Fourth Friday


Fourth and final Friday for pharmaceuticals. The next chemo cycle is in January, which is none too soon.

Fridays were special in my childhood. As a Roman Catholic, I couldn’t eat meat on Fridays—this was pre-Vatican II. Here’s how one catechism (A Complete Catechism of the Catholic Religion, 6th American Ed) explained it:

What days does the law of abstinence, as apart from the law of fasting, oblige us to observe?

The law of abstinence, apart from the law of fasting, obliges us to abstain (from meat) on all Fridays of the year.

This wasn’t a suggestion but a stern command binding on everyone:

How do these Commandments of the Church bind us?

They bind us strictly – that is, under pain of grievous sin.

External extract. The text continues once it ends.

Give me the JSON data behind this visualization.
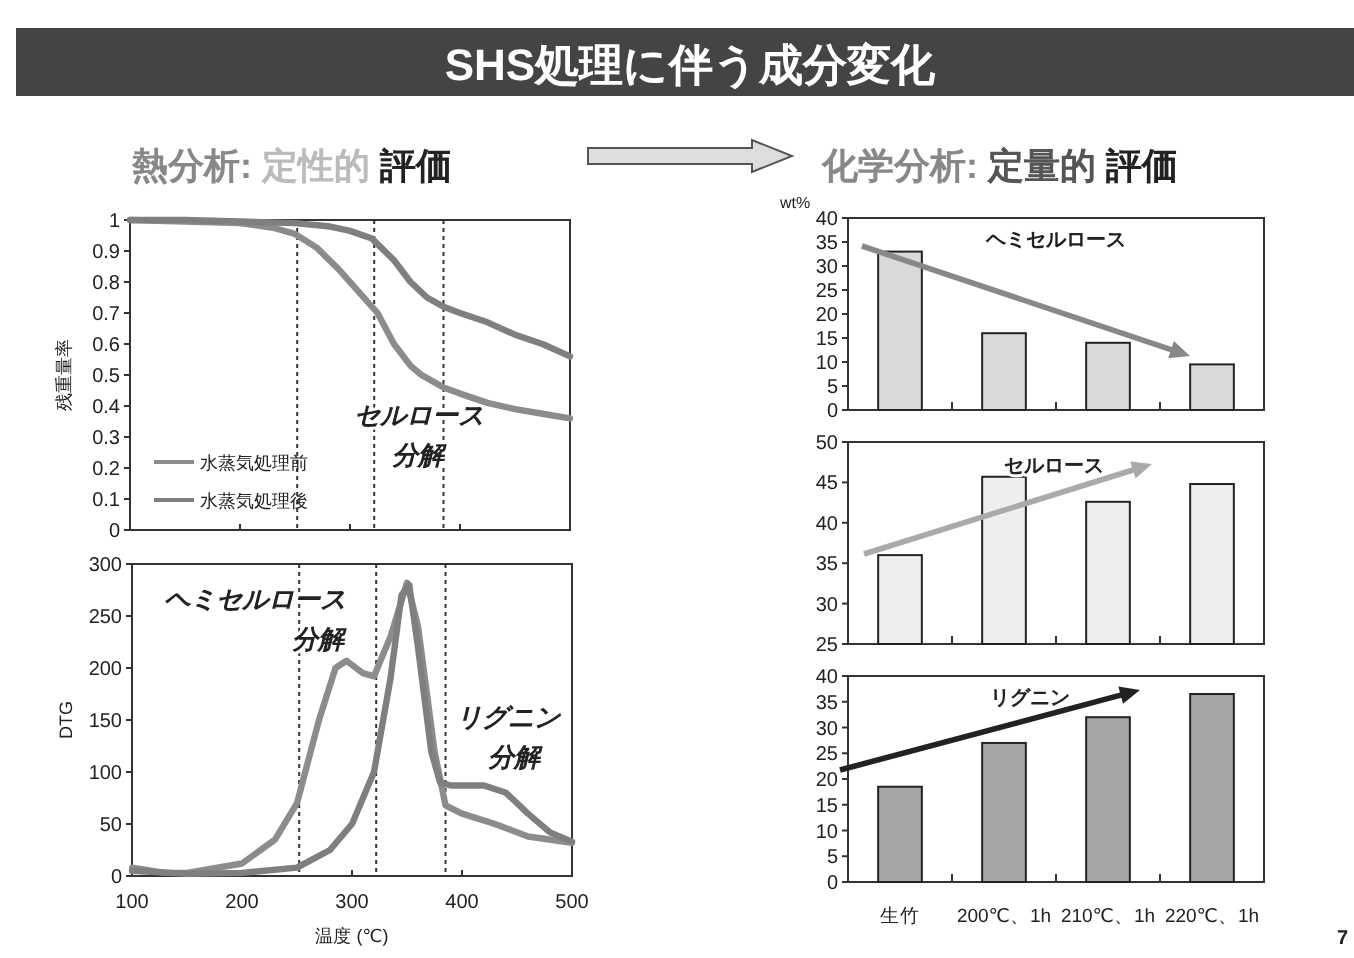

When do we commit mortal sin?

We commit mortal sin when we willfully violate the Law of God in a matter which we know or believe to be important.

Ignoring or disobeying what the Church “believed to be important” was a grievous sin, aka mortal sin. A mortal sin is:

  • A grievous offence against God, our Supreme Lord, and the most criminal disobedience to His holy will;
  • The most shameful ingratitude to God, our greatest Benefactor and best Father;
  • Detestable infidelity to our most amiable Redeemer, and contempt of His graces and merits.

From Diet to Damnation

And if you die with a mortal sin on your soul you go straight to hell (unless you’re wearing our scapular at the time of death). The Church has never been shy about using its authority to enforce its decrees, but this isn’t a strictly Catholic hubris. Other Christians are equally certain that their way of pleasing God is the only way to do so. The religious alchemy works something like this:

  • Codifying general principles into specific practices;
  • Transforming good things like abstinence, fasting, and self-discipline into binding laws and heavy burdens;
  • Taking what should be voluntary and make it mandatory for salvation.
  • Going from promoting discipline to pronouncing damnation on those who don’t agree with us.

The best intentions can devolve into the worst legalism. Healthy habits can morph into toxic rituals. We should be cautious of any “Thou Shalt” or “Thou Shalt Not” that doesn’t spring from the first two commandments: love God; love your fellow man.